N.V. : Vous disiez tantôt que le riz peut constituer, à l’instar des cultures de rente, une source de revenu stable. On a l’impression que nos paysans n’en sont pas suffisamment informés car aujourd’hui ils ont tendance à délaisser les bas-fonds pour se tourner vers l’hévéaculture.

K.T.T. : Ils ont tort. Et je voudrais leur dire qu’il faut qu’ils s’attachent à leurs bas-fonds parce que les nouvelles à venir sont bonnes pour la production locale. Si la taxe à 35% est appliquée, le coût du riz local va être rehaussé. Actuellement, la taxe d’entrée en Côte d’Ivoire est de 10%, mais on constate que malgré cette faveur, le prix du riz est en hausse et aucun gouvernement de la Cedeao n’arrive pas à le maitriser. La production de riz est une activité de 4 à 6 mois. Alors que pour l’hévéa, il faut attendre au moins 7 ans. Le riz pluvial avec les variétés donnent 2 tonnes et le riz irrigué 3 à 5 tonnes. Et on peut répéter sur le même site. On a même un potentiel de 10 tonnes avec le riz irrigué à haut rendement. Avant la crise, je réalisais ces rendements. Et j’avais la capacité de le faire deux fois dans l’année. Si le kilogramme du riz paddy est vendu à 200 F, cela donne au moins 3 millions FCFA de recette sur une parcelle d’un hectare. Il n’y a rien à envier à un producteur d’hévéa. Dans le riz, il suffit d’avoir 10 hectares pour obtenir au moins 100 tonnes. Donc le professionnel du riz gagne de l’argent comme le producteur d’hévéa. Je le répète, il y a un marché interne.
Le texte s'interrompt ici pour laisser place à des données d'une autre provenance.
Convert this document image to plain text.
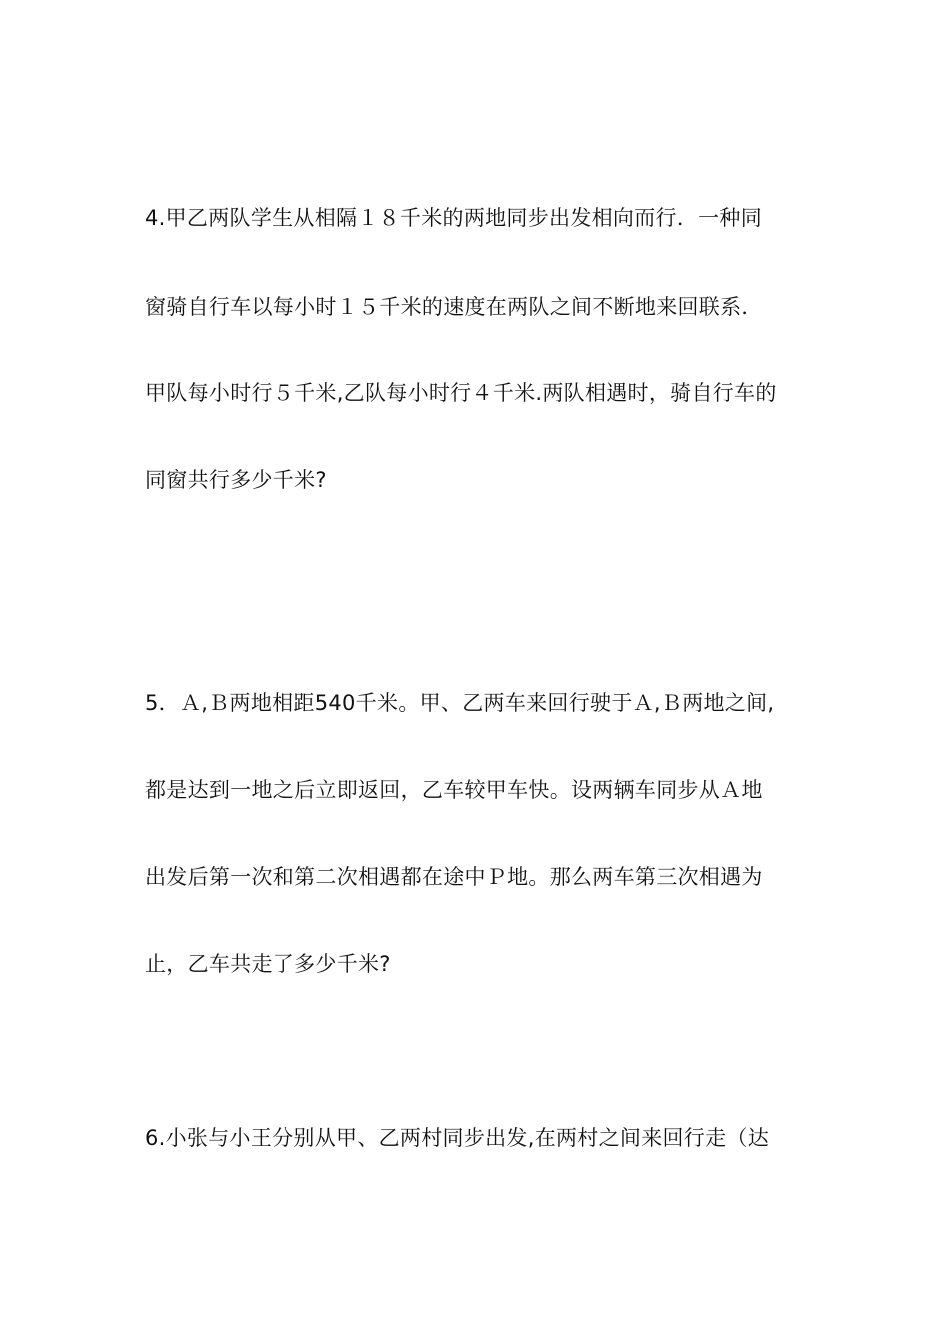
4.甲乙两队学生从相隔１８千米的两地同步出发相向而行．一种同
窗骑自行车以每小时１５千米的速度在两队之间不断地来回联系．
甲队每小时行５千米,乙队每小时行４千米.两队相遇时，骑自行车的
同窗共行多少千米?
5．Ａ,Ｂ两地相距540千米。甲、乙两车来回行驶于Ａ,Ｂ两地之间,
都是达到一地之后立即返回，乙车较甲车快。设两辆车同步从Ａ地
出发后第一次和第二次相遇都在途中Ｐ地。那么两车第三次相遇为
止，乙车共走了多少千米?
6.小张与小王分别从甲、乙两村同步出发,在两村之间来回行走（达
N.V. : Lors du conseil des ministres tenu à Korhogo, le gouvernement a indiqué avoir produit 1.562.000 tonnes de riz paddy en 2012, ce qui équivaut à 984.000 tonnes de riz blanc pour un rendement à l’usinage de 63%. Avec cette performance en une seule année, l’Etat n’est-il pas sur la bonne voie pour l’autosuffisance alimentaire ?

K.T.T. : L’autosuffisance alimentaire est possible en Côte d’ivoire. Nous avons des terres et le savoir-faire. Nous avons donc les potentialités pour y parvenir et même envisager l’exportation. Le gouvernement a pris un certain nombre de mesures pour y arriver avec un objectif de 1.900.000 tonnes à l’horizon 2020. Mais quand le gouvernement déclare avoir produit 1,562 million de tonnes de riz paddy, je me demande comment cela s’est fait puisque je suis agriculteur. Quand je regarde le prix d’chat prévu par la SNDR pour améliorer les conditions des riziculteurs, 1,562 million de tonnes de riz paddy achetés à 150 F au producteur, c’est 234,3 milliards FCFA qu’on aurait mis entre les mains des producteurs. Et le producteur que je suis n’a pas eu vent de ça.

Ensuite, 984.000 tonnes de riz blanc devaient être vendus à 350 F le kilogramme comme le prévoit également la SNDR. Sur quel label ce riz a-t-il été vendu dans notre pays ? C’est la question que je me pose. Parce que le riz ivoirien n’a pas fait l’objet de publicité. Quand on produit une telle quantité de riz, on doit pouvoir en faire la publicité pour dire aux Ivoiriens que le riz est à leur disposition. Je n’ai pas vu une telle action en Côte d’Ivoire. J’ai posé la question à tous les présidents des coopératives partout en Côte d’ Ivoire, personne n’a vu ce dont parle le gouvernement. Quelles sont les actions qui ont été menées pour qu’on ait produit 1,562 million de tonnes de riz paddy en 2012 et vendus sur le marché local ? Pour produire une telle quantité de riz, il faut des actions. Si c’est en pluvial que ce riz a été produit, il aurait fallu emblaver 781.000 hectares. Qu’est-ce qui a été mis à la disposition des producteurs pour produire cette quantité de riz et dans quelle région du pays elle a été produite ?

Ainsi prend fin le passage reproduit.